Hochradioaktiver Atommüll – wo und wie geht die dauerhaft sichere Lagerung? Um die vorgelegten Entwürfe zu den Sicherheitsanforderungen bei der Endlagerung, die im laufenden Suchverfahren von erheblicher Bedeutung sind, gibt es seit einigen Wochen mächtig Ärger. Das Bundesumweltministerium (BMU) hat die Verordnungen vorgelegt und will nach eigenem Bekunden die in einem Dialog mit der Öffentlichkeit diskutieren. Doch das führt bei vielen vor allem atomkritischen Initiativen und Verbänden nur noch zum Kopfschütteln.
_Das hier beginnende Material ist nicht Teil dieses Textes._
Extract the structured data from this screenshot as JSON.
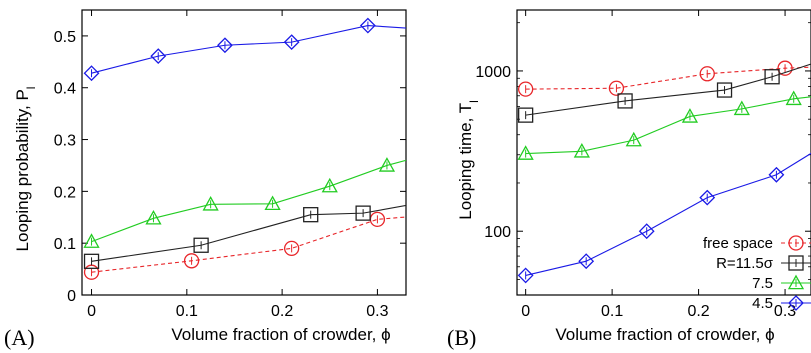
{
  "chart_data": [
    {
      "type": "line",
      "panel_label": "(A)",
      "xlabel": "Volume fraction of crowder, ϕ",
      "ylabel": "Looping probability, P",
      "ylabel_sub": "l",
      "xlim": [
        -0.01,
        0.33
      ],
      "ylim": [
        0,
        0.55
      ],
      "x_ticks": [
        0,
        0.1,
        0.2,
        0.3
      ],
      "x_tick_labels": [
        "0",
        "0.1",
        "0.2",
        "0.3"
      ],
      "y_ticks": [
        0,
        0.1,
        0.2,
        0.3,
        0.4,
        0.5
      ],
      "y_tick_labels": [
        "0",
        "0.1",
        "0.2",
        "0.3",
        "0.4",
        "0.5"
      ],
      "yscale": "linear",
      "series": [
        {
          "color": "#e8262a",
          "marker": "circle",
          "dash": true,
          "points": [
            [
              0,
              0.044
            ],
            [
              0.105,
              0.066
            ],
            [
              0.21,
              0.09
            ],
            [
              0.3,
              0.146
            ],
            [
              0.34,
              0.152
            ]
          ]
        },
        {
          "color": "#222222",
          "marker": "square",
          "dash": false,
          "points": [
            [
              0,
              0.065
            ],
            [
              0.115,
              0.096
            ],
            [
              0.23,
              0.155
            ],
            [
              0.285,
              0.158
            ],
            [
              0.34,
              0.176
            ]
          ]
        },
        {
          "color": "#22cc22",
          "marker": "triangle",
          "dash": false,
          "points": [
            [
              0,
              0.103
            ],
            [
              0.065,
              0.148
            ],
            [
              0.125,
              0.175
            ],
            [
              0.19,
              0.176
            ],
            [
              0.25,
              0.21
            ],
            [
              0.31,
              0.25
            ],
            [
              0.34,
              0.265
            ]
          ]
        },
        {
          "color": "#1a1ae6",
          "marker": "diamond",
          "dash": false,
          "points": [
            [
              0,
              0.428
            ],
            [
              0.07,
              0.461
            ],
            [
              0.14,
              0.482
            ],
            [
              0.21,
              0.488
            ],
            [
              0.29,
              0.52
            ],
            [
              0.34,
              0.514
            ]
          ]
        }
      ]
    },
    {
      "type": "line",
      "panel_label": "(B)",
      "xlabel": "Volume fraction of crowder, ϕ",
      "ylabel": "Looping time, T",
      "ylabel_sub": "l",
      "xlim": [
        -0.01,
        0.33
      ],
      "ylim": [
        40,
        2400
      ],
      "yscale": "log",
      "x_ticks": [
        0,
        0.1,
        0.2,
        0.3
      ],
      "x_tick_labels": [
        "0",
        "0.1",
        "0.2",
        "0.3"
      ],
      "y_ticks": [
        100,
        1000
      ],
      "y_tick_labels": [
        "100",
        "1000"
      ],
      "legend_position": "bottom-right",
      "series": [
        {
          "name": "free space",
          "color": "#e8262a",
          "marker": "circle",
          "dash": true,
          "points": [
            [
              0,
              770
            ],
            [
              0.105,
              780
            ],
            [
              0.21,
              960
            ],
            [
              0.3,
              1040
            ],
            [
              0.34,
              1060
            ]
          ]
        },
        {
          "name": "R=11.5σ",
          "color": "#222222",
          "marker": "square",
          "dash": false,
          "points": [
            [
              0,
              530
            ],
            [
              0.115,
              650
            ],
            [
              0.23,
              760
            ],
            [
              0.285,
              920
            ],
            [
              0.34,
              1150
            ]
          ]
        },
        {
          "name": "7.5",
          "color": "#22cc22",
          "marker": "triangle",
          "dash": false,
          "points": [
            [
              0,
              305
            ],
            [
              0.065,
              315
            ],
            [
              0.125,
              370
            ],
            [
              0.19,
              520
            ],
            [
              0.25,
              580
            ],
            [
              0.31,
              670
            ],
            [
              0.34,
              700
            ]
          ]
        },
        {
          "name": "4.5",
          "color": "#1a1ae6",
          "marker": "diamond",
          "dash": false,
          "points": [
            [
              0,
              53
            ],
            [
              0.07,
              65
            ],
            [
              0.14,
              100
            ],
            [
              0.21,
              162
            ],
            [
              0.29,
              225
            ],
            [
              0.34,
              330
            ]
          ]
        }
      ]
    }
  ]
}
Der „Endlagerdialog.de“ spricht mit einigem Recht von einem gescheiterten Dialog. Bereits einmal musste das BMU die Frist für Stellungnahmen verlängern, nachdem eine Veranstaltung von Seiten der Initiativen abgebrochen worden war. Nun ist die Fristverlängerung abgelaufen und das BMU hat Stellungnahmen auf dieser Seite zu den Sicherheitsanforderungen (Artikel 1) online gestellt. Zum Artikel 2 und der „Verordnung über Anforderungen an die Durchführung der vorläufigen Sicherheitsuntersuchungen im Standortauswahlverfahren für die Endlagerung hochradioaktiver Abfälle“ hat das BMU hier die Stellungnahmen veröffentlicht. Über dem ganzen Prozess schwebt auch noch die Affäre um Michael Sailer, ehemals Chef des Öko-Instituts und Vorsitzender der Entsorgungskommission. Er hatte für das BMU maßgeblich an der Erarbeitung der Sicherheitsanforderungen mitgearbeitet und hat außerdem einen Beratervertrag bei der Gesellschaft, die diese Verordnungen anzuwenden hat: Die Bundesgesellschaft für Endlagerung mbH (BGE). Darauf hatte der Endlagerdialog zunächst hingewiesen, der Abgeordnete Zdebel hatte dazu die Bundesregierung befragt und das Nationale Begleitgremium (NBG) informiert. Auch das Bundesamt für kerntechnische Entsorgungssicherheit (BfE) hatte sich kritisch dazu geäußert. Vom Vorsitz der Entsorgungskommission ist Sailer inzwischen laut Taz zurückgetreten. Seine Rolle als Verordnungs-Verfasser auf Seiten des BMU und als Honorarnehmer bei der BGE muss noch geklärt werden.